L'histoire de la règle majoritaire – c’est-à-dire l’idée que la volonté du plus grand nombre peut être considérée comme la volonté de tous et qu’elle s’impose en cela à la minorité - remonte au Moyen Age et à l’élection des souverains pontifes. Explications avec l'historien Olivier Christin.
- Olivier Christin Historien moderniste, directeur d’études à l’École pratique des hautes études
Il y a quelques mois, le Royaume Uni votait la sortie de l’Union européenne, à la faveur du vote massif des plus de 65 ans, qui engageaient par là leur pays dans un changement radical dont ils subiront a priori moins longtemps les conséquences que les jeunes électeurs, qui eux ont fait massivement le choix opposé.
Il y a quelques mois, un ancien président de la République dénonçait la « tyrannie des minorités » qui lui paraissait s’instaurer en France.
Il y a quelques semaines, le nouveau président des Etats-Unis lançait une nouvelle salve critique contre les faux sondages et la presse, qui auraient menti délibérément selon lui en rappelant que son adversaire dans la présidentielle, Hillary Clinton, avait obtenu près de trois millions de voix de plus que lui.
A première vue, rien ne relie ces prises de positions véhémentes et ces décisions brutales. Mais elles ont bien en commun de poser la question d’une érosion rapide de la légitimité du principe majoritaire, que l’on peut observer dans les pays occidentaux depuis une vingtaine d’années et avec une acuité toujours plus grande.

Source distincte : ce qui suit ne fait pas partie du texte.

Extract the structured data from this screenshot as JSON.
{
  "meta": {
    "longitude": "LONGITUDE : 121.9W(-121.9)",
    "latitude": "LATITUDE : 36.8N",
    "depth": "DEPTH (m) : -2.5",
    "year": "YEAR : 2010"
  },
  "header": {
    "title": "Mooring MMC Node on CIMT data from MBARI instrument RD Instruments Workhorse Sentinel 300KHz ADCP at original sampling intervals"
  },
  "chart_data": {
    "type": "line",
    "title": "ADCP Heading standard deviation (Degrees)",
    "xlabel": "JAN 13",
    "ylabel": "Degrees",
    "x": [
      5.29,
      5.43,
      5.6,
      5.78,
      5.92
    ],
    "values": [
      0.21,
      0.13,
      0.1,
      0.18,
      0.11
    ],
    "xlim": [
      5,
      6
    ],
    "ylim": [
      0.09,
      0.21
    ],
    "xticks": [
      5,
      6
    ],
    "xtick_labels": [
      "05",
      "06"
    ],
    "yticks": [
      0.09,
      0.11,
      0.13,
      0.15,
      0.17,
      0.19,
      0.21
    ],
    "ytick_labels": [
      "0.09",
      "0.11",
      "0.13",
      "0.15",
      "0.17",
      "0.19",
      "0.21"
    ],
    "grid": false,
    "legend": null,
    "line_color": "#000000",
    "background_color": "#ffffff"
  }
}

La règle majoritaire –c’est-à-dire l’idée que la volonté du plus grand nombre peut être considérée comme étant l’expression de la volonté collective, et en fait comme la volonté de tous, et qu’elle s’impose en cela à la minorité- a une longue histoire, qui remonte au Moyen Age et à l’élection des souverains pontifes. Elle a été au cœur de la modernisation de la politique et de la naissance de nouvelles institutions, comme les Communes ou les Universités. Mais ce n’est au fond qu’à la fin du XIXe siècle qu’elle triomphe partout et avec elle une série de principes dont nous sommes aujourd’hui encore les héritiers : un homme égale une voix ; toutes les voix se valent, celles des puissants comme des anonymes ; on peut donc les additionner et de cette addition résultent clairement une majorité et une minorité. Ces principes ont depuis un siècle semblé constituer l’un des fondements solides et incontestables des démocraties modernes et nombre d’hommes politiques ou de savants les ont célébrés comme tels.
Mais depuis une vingtaine d’année, les critiques et les interrogations se multiplient. La règle majoritaire ne condamne-t-elle pas éternellement les minorités au silence ? Ne les fait-elles pas tout simplement disparaître de certaines assemblées et de la représentation nationale là où elle s’applique rigoureusement, comme dans les élections législatives françaises qui aboutissent à une chambre presque sans ouvriers et sans agriculteurs, sans jeunes et sans députés issus de la diversité, et dans laquelle la représentation des partis politiques est sans rapport avec leur poids réel dans le pays ?
Inventée pour remplacer l’exigence d’unanimité et pour simplifier la prise de décision, ne conduit-elle pas aujourd’hui à creuser de nouveaux clivages et de nouvelles exclusions, comme on le voit dans la position de l’Ecosse, par exemple, subissant les conséquences d’un choix qui n’était pas le sien ?
Les envolées de Nicolas Sarkozy et de Donald Trump, le ressentiment de l’Ecosse, se comprennent dans ce contexte, comme une nouvelle bataille autour de l’idée de légitimité majoritaire et de procédures de vote qui ne répondent plus totalement aux attentes citoyennes d’aujourd’hui.